Mario Draghi’s Italian gamble of 200 billion euros has failed

Mario Draghi’s Italian gamble of 200 billion euros has failed

Italian politics is about to get as messy as the UK version (okay, okay, maybe not so crazy). This weekend, Mario Draghi’s government is teetering on the brink of collapse. The former president of the European Central Bank has already resigned.

Until now that was refused by the Italian president. But without a majority in parliament for his plans to fight inflation, and amid demands to take on more debt to subsidize struggling households, it’s hard to see how he can last much longer. At best, he will run until next year’s election, but only like a lame duck, stripped of any real power.

Admittedly, Italian politics is often chaotic.

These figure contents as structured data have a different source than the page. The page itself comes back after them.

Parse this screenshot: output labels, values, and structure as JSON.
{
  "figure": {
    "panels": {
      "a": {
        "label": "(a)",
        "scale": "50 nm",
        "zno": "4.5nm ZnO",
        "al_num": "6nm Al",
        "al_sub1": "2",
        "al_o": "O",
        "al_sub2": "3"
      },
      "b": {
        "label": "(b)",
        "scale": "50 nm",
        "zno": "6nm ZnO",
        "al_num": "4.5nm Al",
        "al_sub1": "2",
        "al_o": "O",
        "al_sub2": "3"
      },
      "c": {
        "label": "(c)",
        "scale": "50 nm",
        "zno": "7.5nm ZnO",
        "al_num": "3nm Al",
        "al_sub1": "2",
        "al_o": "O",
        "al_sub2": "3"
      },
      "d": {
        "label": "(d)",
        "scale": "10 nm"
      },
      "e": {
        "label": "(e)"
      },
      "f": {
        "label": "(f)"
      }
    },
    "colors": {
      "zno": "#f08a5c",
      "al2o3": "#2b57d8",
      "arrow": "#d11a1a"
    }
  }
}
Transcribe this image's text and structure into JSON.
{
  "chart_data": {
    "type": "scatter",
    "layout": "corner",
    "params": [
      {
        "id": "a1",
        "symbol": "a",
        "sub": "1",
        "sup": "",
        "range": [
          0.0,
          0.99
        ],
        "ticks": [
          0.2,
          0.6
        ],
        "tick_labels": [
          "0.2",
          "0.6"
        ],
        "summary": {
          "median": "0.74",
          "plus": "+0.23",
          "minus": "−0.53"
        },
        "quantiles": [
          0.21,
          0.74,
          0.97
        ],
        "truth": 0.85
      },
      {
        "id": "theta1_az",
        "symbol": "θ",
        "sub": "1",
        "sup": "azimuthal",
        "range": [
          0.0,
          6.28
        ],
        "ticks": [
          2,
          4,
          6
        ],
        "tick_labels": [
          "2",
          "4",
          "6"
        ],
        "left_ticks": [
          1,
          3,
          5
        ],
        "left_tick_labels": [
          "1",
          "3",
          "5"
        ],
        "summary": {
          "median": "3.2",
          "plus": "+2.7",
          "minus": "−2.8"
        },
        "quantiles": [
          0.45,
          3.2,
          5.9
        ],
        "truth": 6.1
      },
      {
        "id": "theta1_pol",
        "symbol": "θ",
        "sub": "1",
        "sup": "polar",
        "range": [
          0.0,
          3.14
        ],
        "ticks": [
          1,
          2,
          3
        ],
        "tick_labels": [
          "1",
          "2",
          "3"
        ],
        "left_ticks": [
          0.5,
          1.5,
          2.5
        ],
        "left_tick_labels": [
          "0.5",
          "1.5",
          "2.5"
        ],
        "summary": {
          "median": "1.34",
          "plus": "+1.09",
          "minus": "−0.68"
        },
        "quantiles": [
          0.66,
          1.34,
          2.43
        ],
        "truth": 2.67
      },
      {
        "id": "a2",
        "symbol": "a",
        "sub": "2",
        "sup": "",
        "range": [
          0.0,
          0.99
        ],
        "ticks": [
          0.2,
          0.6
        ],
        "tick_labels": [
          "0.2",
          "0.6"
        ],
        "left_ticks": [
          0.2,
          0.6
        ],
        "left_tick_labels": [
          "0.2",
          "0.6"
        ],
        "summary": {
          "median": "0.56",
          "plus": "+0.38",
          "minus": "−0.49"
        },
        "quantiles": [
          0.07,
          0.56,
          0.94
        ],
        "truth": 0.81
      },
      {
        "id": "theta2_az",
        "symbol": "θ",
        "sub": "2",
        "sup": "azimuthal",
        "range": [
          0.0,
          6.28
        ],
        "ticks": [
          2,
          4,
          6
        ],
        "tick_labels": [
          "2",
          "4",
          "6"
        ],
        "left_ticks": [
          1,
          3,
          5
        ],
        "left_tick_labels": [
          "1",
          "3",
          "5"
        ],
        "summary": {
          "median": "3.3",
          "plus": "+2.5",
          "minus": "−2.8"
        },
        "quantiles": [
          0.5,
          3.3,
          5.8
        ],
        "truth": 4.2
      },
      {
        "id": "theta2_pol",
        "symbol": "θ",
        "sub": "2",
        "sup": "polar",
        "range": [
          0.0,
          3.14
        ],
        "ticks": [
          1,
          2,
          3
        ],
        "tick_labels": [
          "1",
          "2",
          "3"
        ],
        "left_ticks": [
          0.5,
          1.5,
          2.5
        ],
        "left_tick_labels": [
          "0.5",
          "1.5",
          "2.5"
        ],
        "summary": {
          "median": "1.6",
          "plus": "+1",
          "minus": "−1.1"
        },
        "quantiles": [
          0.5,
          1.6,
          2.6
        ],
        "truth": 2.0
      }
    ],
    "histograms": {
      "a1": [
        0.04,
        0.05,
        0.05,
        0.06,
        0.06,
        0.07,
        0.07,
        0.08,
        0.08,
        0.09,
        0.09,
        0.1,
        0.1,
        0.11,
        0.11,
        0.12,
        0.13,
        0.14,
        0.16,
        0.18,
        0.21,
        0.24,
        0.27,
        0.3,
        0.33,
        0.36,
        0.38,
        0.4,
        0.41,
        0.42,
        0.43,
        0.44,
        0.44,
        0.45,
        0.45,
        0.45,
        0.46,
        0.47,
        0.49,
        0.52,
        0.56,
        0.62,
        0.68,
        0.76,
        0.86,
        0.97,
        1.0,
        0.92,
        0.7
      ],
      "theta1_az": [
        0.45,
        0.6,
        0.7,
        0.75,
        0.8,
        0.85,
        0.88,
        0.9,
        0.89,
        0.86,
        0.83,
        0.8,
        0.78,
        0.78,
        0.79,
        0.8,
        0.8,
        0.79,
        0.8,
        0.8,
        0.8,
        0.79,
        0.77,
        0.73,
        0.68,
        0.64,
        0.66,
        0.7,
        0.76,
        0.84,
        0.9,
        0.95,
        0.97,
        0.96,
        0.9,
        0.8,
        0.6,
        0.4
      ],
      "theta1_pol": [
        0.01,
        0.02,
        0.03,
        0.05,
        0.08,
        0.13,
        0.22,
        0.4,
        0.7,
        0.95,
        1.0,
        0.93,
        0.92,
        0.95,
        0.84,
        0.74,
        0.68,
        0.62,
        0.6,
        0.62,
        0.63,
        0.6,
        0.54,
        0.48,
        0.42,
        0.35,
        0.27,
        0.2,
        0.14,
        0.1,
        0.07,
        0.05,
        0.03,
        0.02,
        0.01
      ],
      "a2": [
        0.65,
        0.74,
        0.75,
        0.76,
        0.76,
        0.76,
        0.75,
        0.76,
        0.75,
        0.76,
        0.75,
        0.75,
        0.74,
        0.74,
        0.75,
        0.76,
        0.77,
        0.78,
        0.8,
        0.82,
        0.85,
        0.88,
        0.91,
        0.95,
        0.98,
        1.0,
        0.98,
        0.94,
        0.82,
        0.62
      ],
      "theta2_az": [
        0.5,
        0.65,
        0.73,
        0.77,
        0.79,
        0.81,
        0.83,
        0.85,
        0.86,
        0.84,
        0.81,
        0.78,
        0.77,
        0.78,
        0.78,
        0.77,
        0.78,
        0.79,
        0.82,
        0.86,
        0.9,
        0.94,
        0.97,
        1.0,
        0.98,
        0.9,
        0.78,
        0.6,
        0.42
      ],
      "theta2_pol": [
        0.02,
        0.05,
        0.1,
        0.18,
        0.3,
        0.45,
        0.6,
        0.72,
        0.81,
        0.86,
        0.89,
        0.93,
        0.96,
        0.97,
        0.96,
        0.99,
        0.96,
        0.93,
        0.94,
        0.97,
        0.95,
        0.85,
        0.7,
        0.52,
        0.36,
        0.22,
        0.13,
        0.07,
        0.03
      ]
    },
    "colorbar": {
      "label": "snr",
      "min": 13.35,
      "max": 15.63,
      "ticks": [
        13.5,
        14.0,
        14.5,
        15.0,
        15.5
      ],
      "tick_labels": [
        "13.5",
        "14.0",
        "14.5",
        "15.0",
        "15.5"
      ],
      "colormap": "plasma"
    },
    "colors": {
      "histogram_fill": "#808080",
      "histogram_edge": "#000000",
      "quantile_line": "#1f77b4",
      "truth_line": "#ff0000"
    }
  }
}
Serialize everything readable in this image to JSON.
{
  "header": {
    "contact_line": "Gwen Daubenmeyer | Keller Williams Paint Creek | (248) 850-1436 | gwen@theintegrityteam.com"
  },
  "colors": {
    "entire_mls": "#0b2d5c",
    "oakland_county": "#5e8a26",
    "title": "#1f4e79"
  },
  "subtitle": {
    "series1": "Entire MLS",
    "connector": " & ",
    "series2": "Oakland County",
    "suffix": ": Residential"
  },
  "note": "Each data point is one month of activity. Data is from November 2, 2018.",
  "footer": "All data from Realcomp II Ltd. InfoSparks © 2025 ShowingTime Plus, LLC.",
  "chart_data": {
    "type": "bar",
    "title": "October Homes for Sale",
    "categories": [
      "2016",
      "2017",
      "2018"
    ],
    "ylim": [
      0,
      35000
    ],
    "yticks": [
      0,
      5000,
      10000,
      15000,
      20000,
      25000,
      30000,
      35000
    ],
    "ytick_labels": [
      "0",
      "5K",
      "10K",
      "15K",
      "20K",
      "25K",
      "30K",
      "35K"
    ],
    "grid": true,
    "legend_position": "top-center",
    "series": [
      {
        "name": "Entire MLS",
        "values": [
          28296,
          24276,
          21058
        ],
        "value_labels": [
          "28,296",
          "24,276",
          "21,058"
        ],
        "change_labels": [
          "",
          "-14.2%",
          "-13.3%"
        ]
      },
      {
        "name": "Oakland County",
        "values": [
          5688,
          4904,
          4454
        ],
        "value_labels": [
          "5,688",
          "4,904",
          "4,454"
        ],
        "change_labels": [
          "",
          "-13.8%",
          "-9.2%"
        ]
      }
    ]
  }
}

But step back and look at the bigger picture, and it was clear that the Draghi project was meant to transform the country’s economy and ultimately secure its place in the single currency. After Draghi came to power in February last year, the European Union finally summoned the political will to provide the country with the help it needed to get out of the low-growing, high-debt trap it has been trapped in for 20 years.

Italy received by far the largest share of the huge Coronavirus Recovery Fund, which was largely funded by the EU’s first publicly issued debt. It received 220 billion euros, even though it is only the third largest country in the zone, and was not hit much harder by the virus than anyone else.

The goal was clear. Draghi would use the money to rebuild the Italian economy, and create the higher growth that would make its debt manageable. It “is the largest recovery package in the history of the EU and Italy will receive the largest share,” tweeted EU President Ursula von der Leyen as the deal was signed. “We are putting the strength of our Union at the service of Italy’s recovery.”

It wasn’t a crazy idea at all. At the turn of the century, Italy entered into a monetary union with Germany and France at an uncompetitive exchange rate and with debts exceeding 100 percent of GDP. It was trapped in permanent austerity, destroying the possibility of reform and condemned to slow growth that only increased the debt burden. It was the most vicious circle of all the vicious circles. With some money to play with, Draghi set out to streamline a bloated public sector, invest in technology and remove the barriers to business. The result? Italy would have permanently higher growth, causing a steady decline in debt as a percentage of GDP.

And yet the results are dismal at the moment. Inflation has skyrocketed, as it has across the continent. Growth has stalled and a recession now seems inevitable as the entire global economy slows. Worse, Italy is the only country after Germany that relies most on Russian gas to keep the lights on (it supplied 40 percent of its energy before the war in Ukraine began).